You can count how many variants this raw VFC file contains using the following command:
zcat NZ_CP009361_SRR4114395.var.raw.vcf.gz | grep -v "#" | wc
grep -v “#”: Outputs all lines except the ones that contain “#” (header lines)
wc: Short for word count. The first column in the output is the number of lines. The second column indicates the number of words. The last column indicates the number of characters.
Q6: How many variants were detected in the raw VFC file?
The raw, unfiltered number of variants is a huge overestimation of the true number of variants. There are many different ways to filter the variants to get a more true number. Below is one example:
$ zcat NZ_CP009361_SRR4114395.var.raw.vcf.gz | vcf-annotate --filter d=30/Q=200/c=2,10 | grep -v "#" | grep "PASS" | grep "1/1" | grep -v "INDEL" | wc
d=30: Min. depth = 30
Q=200: Min mapping quality = 200
c=2,10: SNPs and INDELS must be 10 apart
grep “PASS”: Note that vcf-annotate will only mark the variants, so we afterwards have to specifically select the variants that passed the filtering using “grep “PASS””.
grep “1/1”: Further, we only want homozygous SNPs, since bacteria are haploid and cannot be heterozygous. Heterozygous SNPs will be marked “0/1”.
grep -v “INDEL”: In this example we are only interested in SNPs, not INDELS. When “-v” is added between “grep” and the word that you look for, the output is the lines that do not contain the word.
Q7. How many SNPs did you find now?
Copy the entire data folder with all its content to your local computer. This should be done from your local computer:
$ scp -i ~/.ssh/[KeyPair.pem] -r ubuntu@[IP-Address]:~/data/ .
Note there is a space before the final dot “.”.
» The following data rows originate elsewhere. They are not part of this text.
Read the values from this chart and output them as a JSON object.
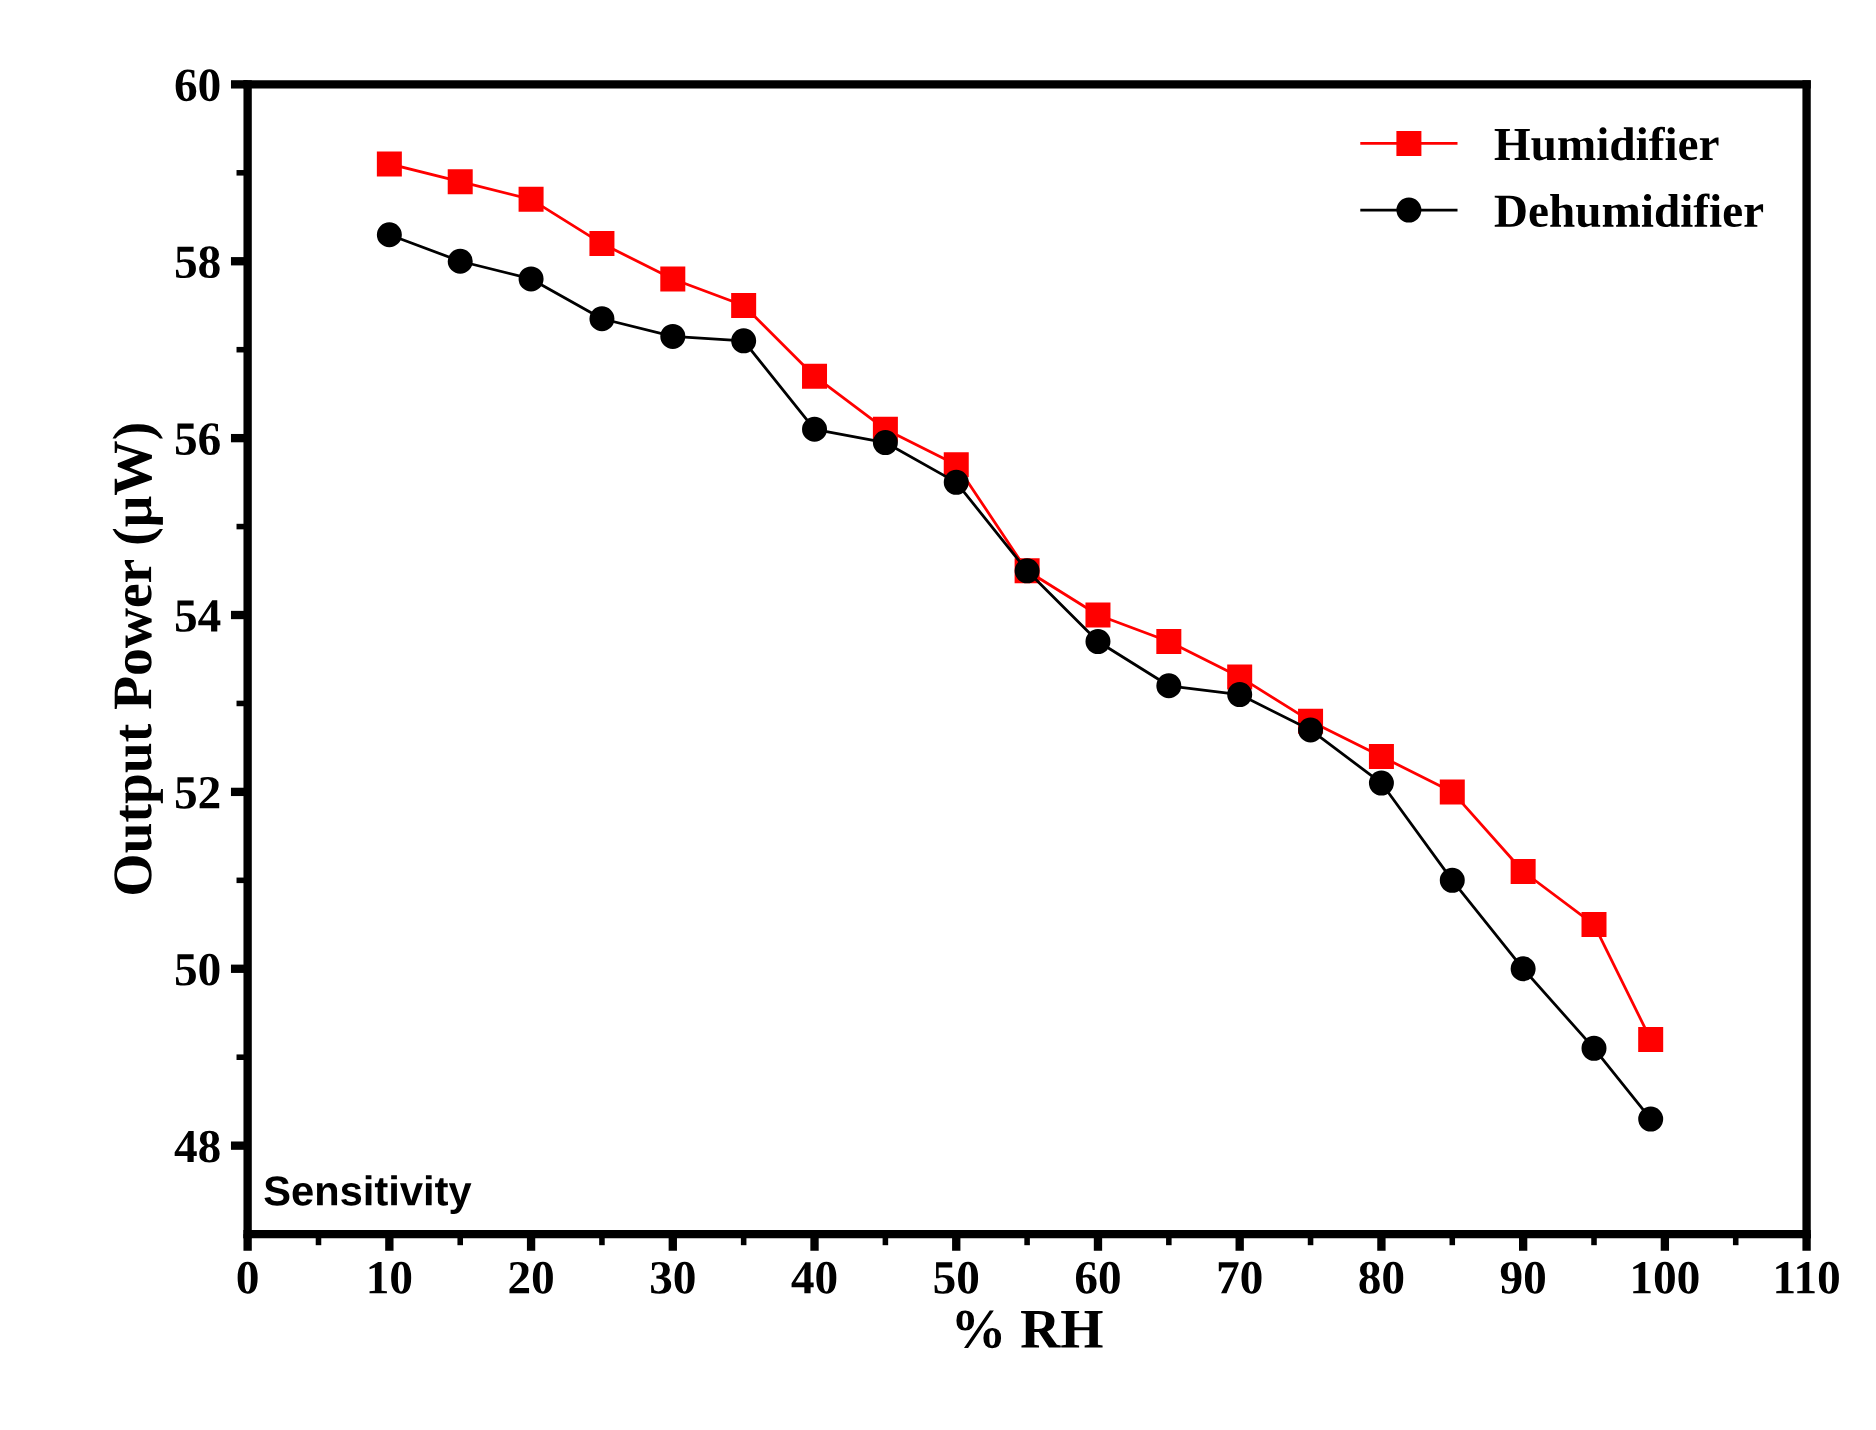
{
  "chart_data": {
    "type": "line",
    "xlabel": "% RH",
    "ylabel": "Output Power (μW)",
    "x": [
      10,
      15,
      20,
      25,
      30,
      35,
      40,
      45,
      50,
      55,
      60,
      65,
      70,
      75,
      80,
      85,
      90,
      95,
      99
    ],
    "series": [
      {
        "name": "Humidifier",
        "color": "#ff0000",
        "marker": "square",
        "values": [
          59.1,
          58.9,
          58.7,
          58.2,
          57.8,
          57.5,
          56.7,
          56.1,
          55.7,
          54.5,
          54.0,
          53.7,
          53.3,
          52.8,
          52.4,
          52.0,
          51.1,
          50.5,
          49.2
        ]
      },
      {
        "name": "Dehumidifier",
        "color": "#000000",
        "marker": "circle",
        "values": [
          58.3,
          58.0,
          57.8,
          57.35,
          57.15,
          57.1,
          56.1,
          55.95,
          55.5,
          54.5,
          53.7,
          53.2,
          53.1,
          52.7,
          52.1,
          51.0,
          50.0,
          49.1,
          48.3
        ]
      }
    ],
    "xlim": [
      0,
      110
    ],
    "xticks": [
      0,
      10,
      20,
      30,
      40,
      50,
      60,
      70,
      80,
      90,
      100,
      110
    ],
    "ylim": [
      47,
      60
    ],
    "yticks": [
      48,
      50,
      52,
      54,
      56,
      58,
      60
    ],
    "grid": false,
    "legend": "top right",
    "line_style": "solid",
    "annotations": [
      "Sensitivity"
    ]
  }
}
IMPORTANT: If you have no time left and have copied everything you need from AWS to your local computer, terminate the instance via the AWS control panel. Don’t terminate the instance if you have time left and want to go on with the below exercise 5-extra. You will need the instance for the exercise.
Since we ended up finding 0 SNPs in the above exercise (as expected), I have manually mutated the reference strain by substituting an "A" at position 1708109 with a "T". Repeat the above exercise using the mutated reference strain, NZ_CP009361_mut.fasta, instead of the original one to confirm that you can find the SNP.